Volume of Revolution

The volume of a solid of revolution can be calculated using integration. In our problem, we used the disk method, which involves integrating the area of infinitely thin disks stacked along the axis of revolution. This method is particularly useful when revolving around one of the coordinate axes.
For a function \(f(x)\) revolved around the y-axis, the volume \(V\) can be expressed as:

• \(V = \pi \int_a^b [f(x)]^2 \ dx\)

Here, \(a\) and \(b\) are the bounds of the region in the x-direction.
It's also essential to convert all terms into the variable of integration.
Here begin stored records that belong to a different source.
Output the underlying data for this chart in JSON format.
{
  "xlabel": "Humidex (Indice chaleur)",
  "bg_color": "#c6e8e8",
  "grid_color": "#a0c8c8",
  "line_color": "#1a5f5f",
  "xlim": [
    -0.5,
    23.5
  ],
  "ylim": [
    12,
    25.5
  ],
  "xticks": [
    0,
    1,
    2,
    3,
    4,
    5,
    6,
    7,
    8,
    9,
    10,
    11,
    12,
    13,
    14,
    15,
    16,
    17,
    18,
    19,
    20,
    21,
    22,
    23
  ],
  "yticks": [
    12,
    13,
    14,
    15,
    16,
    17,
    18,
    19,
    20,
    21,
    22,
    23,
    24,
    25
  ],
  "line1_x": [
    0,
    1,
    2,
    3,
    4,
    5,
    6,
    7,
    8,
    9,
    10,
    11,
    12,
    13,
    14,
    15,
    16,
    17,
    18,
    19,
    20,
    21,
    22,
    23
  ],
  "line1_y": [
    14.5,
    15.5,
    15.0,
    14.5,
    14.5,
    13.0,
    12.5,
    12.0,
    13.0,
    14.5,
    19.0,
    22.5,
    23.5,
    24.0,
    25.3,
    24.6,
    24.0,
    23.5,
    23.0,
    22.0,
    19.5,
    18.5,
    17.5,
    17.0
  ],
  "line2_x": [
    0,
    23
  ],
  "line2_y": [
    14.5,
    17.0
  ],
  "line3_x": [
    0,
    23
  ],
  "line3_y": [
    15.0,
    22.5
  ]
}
This ensures that the entire volume is calculated correctly. In this problem, switching from \(x\) to \(y\) as needed ensures clarity and accuracy in calculations.
Understanding how to apply this formula allows you to tackle a wide range of problems involving solids of revolution, from calculating the volume of vases and containers to understanding natural phenomena in a more mathematical light.